Pipe-in-pipe adapted for Rhum

BP has been cleared by Britain's DTI for a long distance subsea scheme for its high pressure, high temperature Rhum gas field. Rhum, with around 800 bcf recoverable, lies in 110 m of water in northern North Sea block 3/29. Gas will be piped through a 44 km line to BP's Bruce platform, which will be fitted in readiness with a 1,700-ton compression module, currently under construction by Amec in Wallsend, UK.

The pipeline, engineered by JP Kenny, will be a pipe-in-pipe concept comprising a 16-in. inner section and a 22-in. carrier pipe, protected by a high integrity pressure protection system. Flowlines connecting Rhum's four wells to a subsea manifold will be coated with 25% chrome steel. These facilities will have to cope with downhole temperatures and pressures of up to 150° C and 12,000 psi, the sternest to date for a UK subsea project. Development drilling should start mid-2004, with first gas out in late 2005. BP's partner in this project is the National Iranian Oil Co.

Two smaller subsea solutions were also approved on the UK shelf. Centrica is developing the 88 bcf Rose field in the southern gas basin as a single well development for £50 m. According to London-based field analysts Britboss, the gas will feed through the same pipeline installed to take production from ATP's Helvellyn satellite to BP's Amethyst platform. Back in the far north, Total is investing £30 m on what it claims is the UK's longest subsea tieback, at 67 km, to the Alwyn North platform. It could also be argued that this is a straight 13 km flowline connection between the Nuggets N4 accumulation and the existing manifold on N3.

In the central sector, Technip-Coflexip has clinched the subsea installations for Petro-Canada's second operated project on the UKCS. Like Guillemot West, Clapham will produce to the Amerada Hess-operated Triton FPSO. The four manifolded subsea wells will be installed late this year.

Dong looks north and west

Danish oil company Dong is lining up a new batch of projects in Danish and Norwegian waters. In partnership with Amerada, it has been drilling three prospects within tieback reach of the Arne south platform.
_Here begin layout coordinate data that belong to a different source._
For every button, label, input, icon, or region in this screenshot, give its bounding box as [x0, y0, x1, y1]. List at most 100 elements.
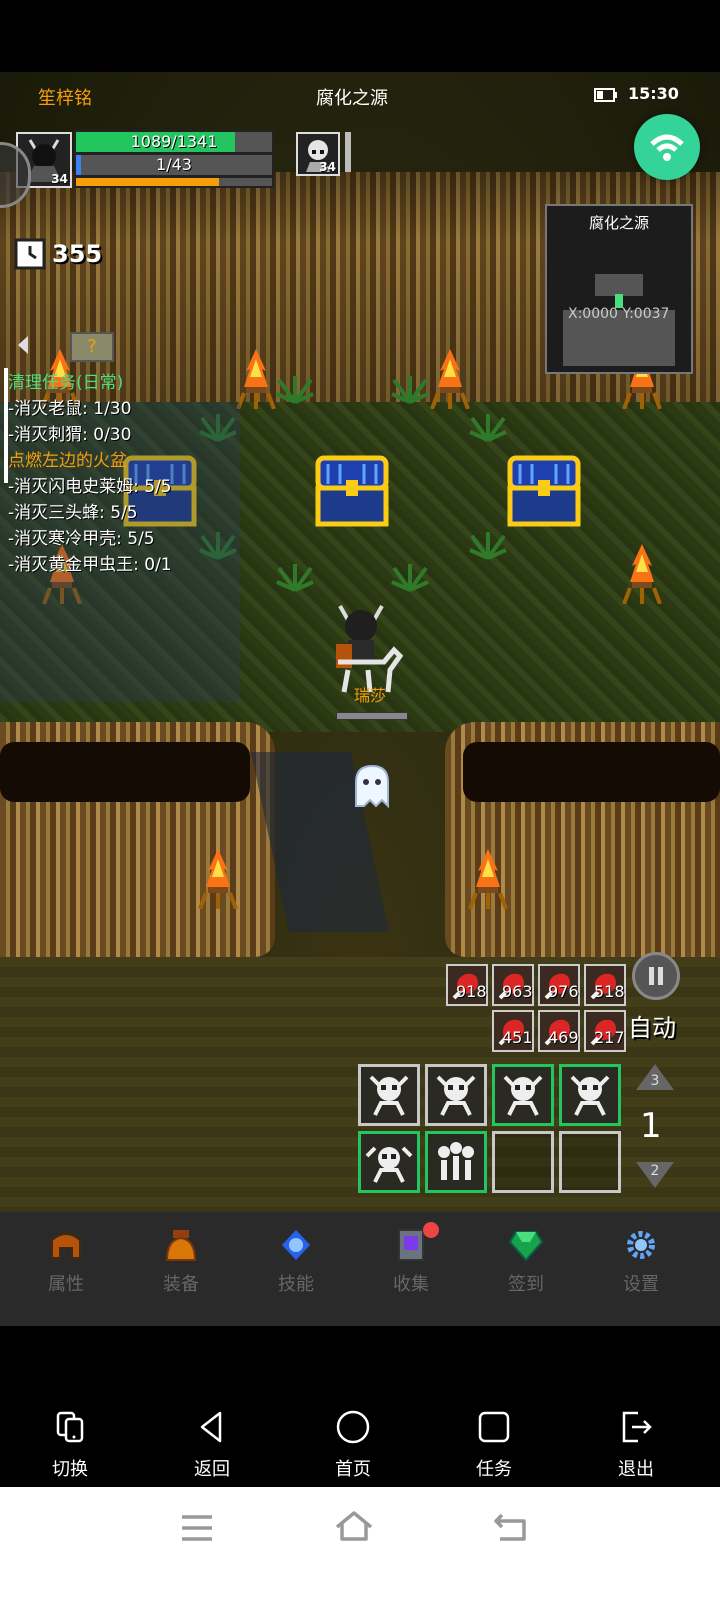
cave-wall-left: [0, 722, 275, 957]
game-viewport[interactable]: 瑞莎 ? 清理任务(日常) -消灭老鼠: 1/30 -消灭刺猬: 0/30 点燃…: [0, 72, 720, 1242]
quest-line: -消灭寒冷甲壳: 5/5: [8, 529, 155, 549]
npc-name-label: 瑞莎: [353, 686, 386, 705]
menu-label: 技能: [278, 1274, 314, 1295]
menu-skills[interactable]: 技能: [256, 1228, 336, 1296]
skill-slot-8[interactable]: [559, 1131, 621, 1193]
nav-label: 切换: [52, 1459, 88, 1480]
npc-health-bar: [336, 712, 408, 720]
helmet-icon: [51, 1233, 81, 1259]
fern-icon: [469, 414, 507, 442]
hp-bar: 1089/1341: [74, 130, 274, 154]
menu-checkin[interactable]: 签到: [486, 1228, 566, 1296]
menu-equipment[interactable]: 装备: [141, 1228, 221, 1296]
skill-orb-icon: [282, 1230, 310, 1260]
menu-lines-icon[interactable]: [180, 1513, 214, 1543]
menu-collection[interactable]: 收集: [371, 1222, 451, 1296]
hp-text: 1089/1341: [130, 132, 218, 151]
target-health-bar: [345, 132, 351, 172]
nav-tasks[interactable]: 任务: [454, 1409, 534, 1481]
loot-count: 451: [502, 1028, 533, 1047]
quest-line: -消灭闪电史莱姆: 5/5: [8, 477, 172, 497]
minimap[interactable]: 腐化之源: [545, 204, 693, 374]
ghost-pet-icon[interactable]: [350, 762, 394, 810]
wifi-floating-button[interactable]: [634, 114, 700, 180]
task-square-icon: [478, 1411, 510, 1443]
home-icon[interactable]: [334, 1509, 374, 1543]
nav-label: 首页: [335, 1459, 371, 1480]
skill-slot-3[interactable]: [492, 1064, 554, 1126]
quest-group-title[interactable]: 点燃左边的火盆: [8, 448, 238, 474]
map-coordinates: X:0000 Y:0037: [568, 306, 670, 322]
nav-back[interactable]: 返回: [172, 1409, 252, 1481]
xp-bar: [74, 176, 274, 188]
loot-count: 976: [548, 982, 579, 1001]
game-title-bar: 笙梓铭 腐化之源 15:30: [0, 72, 720, 122]
skill-slot-4[interactable]: [559, 1064, 621, 1126]
floor-number: 1: [640, 1106, 662, 1146]
bag-icon: [165, 1230, 197, 1261]
back-icon[interactable]: [494, 1511, 530, 1543]
summon-group-skill-icon: [438, 1142, 474, 1180]
brazier-torch-icon[interactable]: [622, 542, 662, 604]
skeleton-skill-icon: [365, 1146, 413, 1183]
skeleton-skill-icon: [503, 1075, 543, 1116]
menu-label: 签到: [508, 1274, 544, 1295]
emerald-icon: [508, 1231, 544, 1262]
quest-line: -消灭三头蜂: 5/5: [8, 503, 138, 523]
brazier-torch-icon[interactable]: [236, 347, 276, 409]
treasure-chest-icon[interactable]: [506, 454, 582, 530]
pause-button[interactable]: [632, 952, 680, 1000]
back-triangle-icon: [200, 1411, 222, 1443]
home-circle-icon: [336, 1410, 370, 1444]
quest-group-title[interactable]: 清理任务(日常): [8, 370, 238, 396]
cave-opening: [463, 742, 720, 802]
exit-icon: [622, 1411, 652, 1443]
nav-label: 退出: [618, 1459, 654, 1480]
loot-count: 217: [594, 1028, 625, 1047]
skill-slot-1[interactable]: [358, 1064, 420, 1126]
skill-slot-6[interactable]: [425, 1131, 487, 1193]
menu-label: 装备: [163, 1274, 199, 1295]
treasure-chest-icon[interactable]: [314, 454, 390, 530]
menu-settings[interactable]: 设置: [601, 1228, 681, 1296]
mp-bar: 1/43: [74, 153, 274, 177]
skill-slot-7[interactable]: [492, 1131, 554, 1193]
clock-time: 15:30: [628, 84, 679, 103]
brazier-torch-icon[interactable]: [468, 847, 508, 909]
menu-label: 属性: [48, 1274, 84, 1295]
clock-icon: [14, 238, 46, 270]
skeleton-skill-icon: [570, 1075, 610, 1116]
auto-toggle[interactable]: 自动: [628, 1008, 676, 1043]
fern-icon: [469, 532, 507, 560]
menu-attributes[interactable]: 属性: [26, 1228, 106, 1296]
wifi-icon: [650, 134, 684, 161]
cave-opening: [0, 742, 250, 802]
loot-tray: 918 963 976 518 451 469 217: [446, 964, 636, 1054]
xp-bar-fill: [76, 178, 220, 186]
menu-label: 设置: [623, 1274, 659, 1295]
brazier-torch-icon[interactable]: [198, 847, 238, 909]
menu-label: 收集: [393, 1274, 429, 1295]
skill-slot-5[interactable]: [358, 1131, 420, 1193]
map-title: 腐化之源: [316, 88, 388, 109]
brazier-torch-icon[interactable]: [430, 347, 470, 409]
nav-home[interactable]: 首页: [313, 1409, 393, 1481]
pause-icon: [649, 967, 663, 985]
loot-count: 963: [502, 982, 533, 1001]
nav-label: 返回: [194, 1459, 230, 1480]
quest-line: -消灭黄金甲虫王: 0/1: [8, 555, 172, 575]
fern-icon: [391, 564, 429, 592]
collapse-arrow-icon[interactable]: [8, 330, 38, 360]
minimap-title: 腐化之源: [588, 214, 649, 232]
cave-wall-right: [445, 722, 720, 957]
quest-line: -消灭刺猬: 0/30: [8, 425, 132, 445]
nav-switch[interactable]: 切换: [30, 1409, 110, 1481]
skill-slot-2[interactable]: [425, 1064, 487, 1126]
nav-exit[interactable]: 退出: [596, 1409, 676, 1481]
fern-icon: [276, 564, 314, 592]
notification-dot: [423, 1222, 439, 1238]
help-button[interactable]: ?: [70, 332, 114, 362]
target-portrait[interactable]: 34: [296, 132, 340, 176]
target-level: 34: [319, 160, 336, 174]
skeleton-skill-icon: [436, 1075, 476, 1116]
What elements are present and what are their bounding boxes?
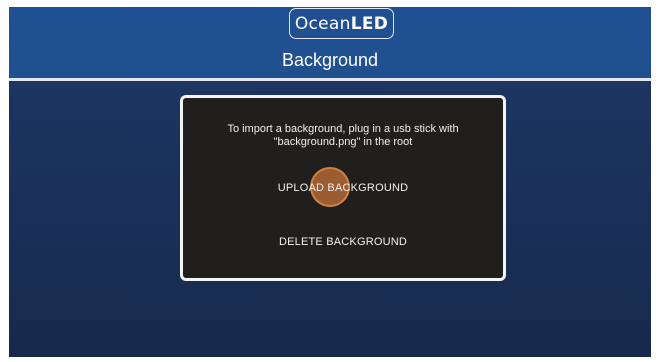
instructions-line-1: To import a background, plug in a usb st… bbox=[227, 123, 459, 135]
upload-background-button[interactable]: UPLOAD BACKGROUND bbox=[243, 178, 443, 198]
import-instructions: To import a background, plug in a usb st… bbox=[193, 123, 493, 149]
delete-background-label: DELETE BACKGROUND bbox=[278, 236, 408, 248]
instructions-line-2: "background.png" in the root bbox=[273, 136, 413, 148]
header-bar: Ocean LED Background bbox=[9, 7, 651, 78]
upload-background-label: UPLOAD BACKGROUND bbox=[277, 182, 409, 194]
delete-background-button[interactable]: DELETE BACKGROUND bbox=[243, 232, 443, 252]
brand-logo: Ocean LED bbox=[289, 8, 394, 39]
background-dialog: To import a background, plug in a usb st… bbox=[180, 95, 506, 281]
logo-text-led: LED bbox=[350, 13, 389, 34]
app-screen: Ocean LED Background To import a backgrou… bbox=[9, 7, 651, 357]
logo-text-ocean: Ocean bbox=[294, 13, 351, 34]
page-title: Background bbox=[281, 50, 379, 70]
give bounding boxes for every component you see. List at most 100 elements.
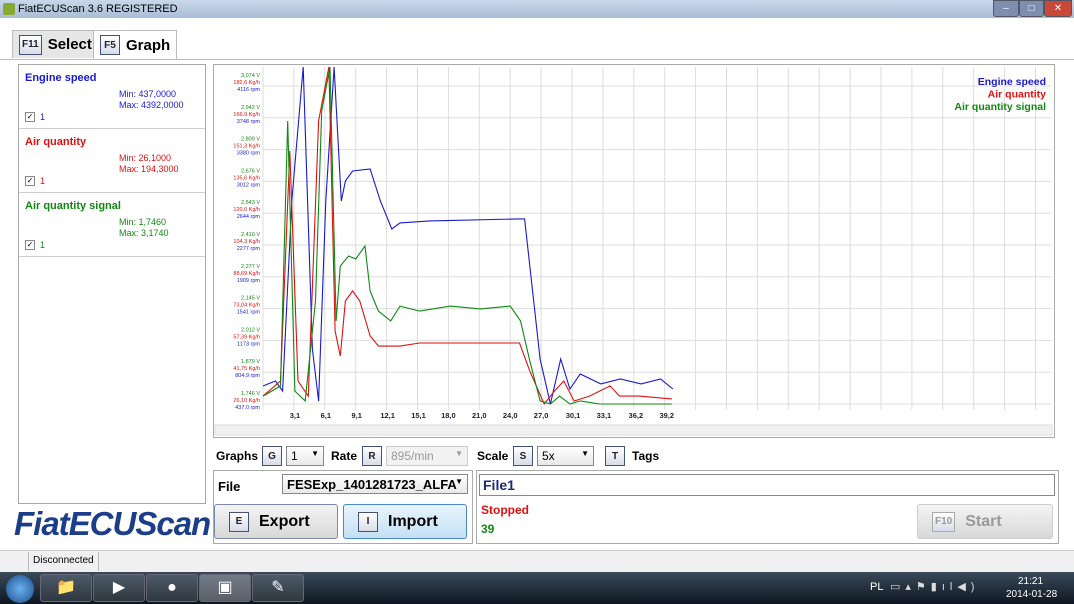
graphs-key-icon: G <box>262 446 282 466</box>
signal-checkbox[interactable]: ✓ <box>25 176 35 186</box>
paint-icon[interactable]: ✎ <box>252 574 304 602</box>
checkbox-label: 1 <box>40 240 46 250</box>
tray-icons[interactable]: ▭▴⚑▮ıl◀) <box>890 580 979 593</box>
y-tick-label: 151,3 Kg/h <box>233 144 260 150</box>
y-tick-label: 2,012 V <box>241 327 260 333</box>
file-name-field[interactable]: File1 <box>479 474 1055 496</box>
clock-date[interactable]: 2014-01-28 <box>1006 589 1057 600</box>
connection-status: Disconnected <box>28 552 99 571</box>
import-key-icon: I <box>358 511 378 532</box>
y-tick-label: 1173 rpm <box>237 341 260 347</box>
tags-key-icon[interactable]: T <box>605 446 625 466</box>
file-label: File <box>218 479 241 494</box>
window-title: FiatECUScan 3.6 REGISTERED <box>18 3 178 15</box>
y-tick-label: 4116 rpm <box>237 87 260 93</box>
tab-label: Select <box>47 36 92 53</box>
signal-list: Engine speed Min: 437,0000 Max: 4392,000… <box>18 64 206 504</box>
checkbox-label: 1 <box>40 112 46 122</box>
rate-value: 895/min <box>391 449 434 463</box>
signal-name: Air quantity <box>25 136 87 148</box>
x-tick-label: 6,1 <box>321 411 331 420</box>
y-tick-label: 166,9 Kg/h <box>233 112 260 118</box>
scale-key-icon: S <box>513 446 533 466</box>
x-tick-label: 15,1 <box>411 411 426 420</box>
signal-min: Min: 26,1000 <box>119 153 172 163</box>
signal-min: Min: 1,7460 <box>119 217 167 227</box>
fiatecuscan-taskbar-icon[interactable]: ▣ <box>199 574 251 602</box>
scale-select[interactable]: 5x ▼ <box>537 446 594 466</box>
tab-graph[interactable]: F5 Graph <box>93 30 178 59</box>
y-tick-label: 120,0 Kg/h <box>233 207 260 213</box>
media-player-icon[interactable]: ▶ <box>93 574 145 602</box>
x-tick-label: 12,1 <box>380 411 395 420</box>
rate-select[interactable]: 895/min ▼ <box>386 446 468 466</box>
file-select[interactable]: FESExp_1401281723_ALFA ▼ <box>282 474 468 494</box>
x-tick-label: 33,1 <box>597 411 612 420</box>
y-tick-label: 26,10 Kg/h <box>233 398 260 404</box>
chevron-down-icon: ▼ <box>581 449 589 458</box>
y-tick-label: 3380 rpm <box>237 151 261 157</box>
x-tick-label: 30,1 <box>566 411 581 420</box>
firefox-icon[interactable]: ● <box>146 574 198 602</box>
chevron-down-icon: ▼ <box>455 477 463 486</box>
tab-label: Graph <box>126 36 171 54</box>
tab-select[interactable]: F11 Select <box>12 30 99 58</box>
x-tick-label: 9,1 <box>352 411 362 420</box>
language-indicator[interactable]: PL <box>870 581 883 593</box>
y-tick-label: 88,69 Kg/h <box>233 271 260 277</box>
start-menu-icon[interactable] <box>6 575 34 603</box>
start-key-icon: F10 <box>932 511 956 532</box>
y-tick-label: 2,145 V <box>241 296 260 302</box>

It has also debated joint development with Amerada, Shell, and ConocoPhillips of four small fields either side of the Danish/Norwegian median line.

Deep in the Danish sector, Dong is putting the finishing touches to Nini/Cecilie, its first operated offshore development. Both of these fields will export oil from individual wellhead platforms to the Siri field production complex. Recently, Dong discovered further oil with the Sofje-1 exploratory well 20-km northeast of Siri.

Gasfield activity in Danish waters has been left to the DUC consortium of AP Møller, Chev-ronTexaco, and Shell. Historically, Dong has bought their entire output as Denmark's monopoly distributor, but this is no longer the case following liberalization of Europe's gas markets. Now an oversupply situation is building up, forcing the DUC and Dong to look at new markets for their gas. Export options include new pipelines taking Danish supplies into the Nogat or Norpipe trunkline systems. A commercial agreement on one of these options is thought to be close.

In Norwegian licenses 122 and 122B, Dong has made a move to buy equity operated by Statoil containing a known gas discovery, Marulk. However, this is a long-term investment, says Dong, with development apparently some years off.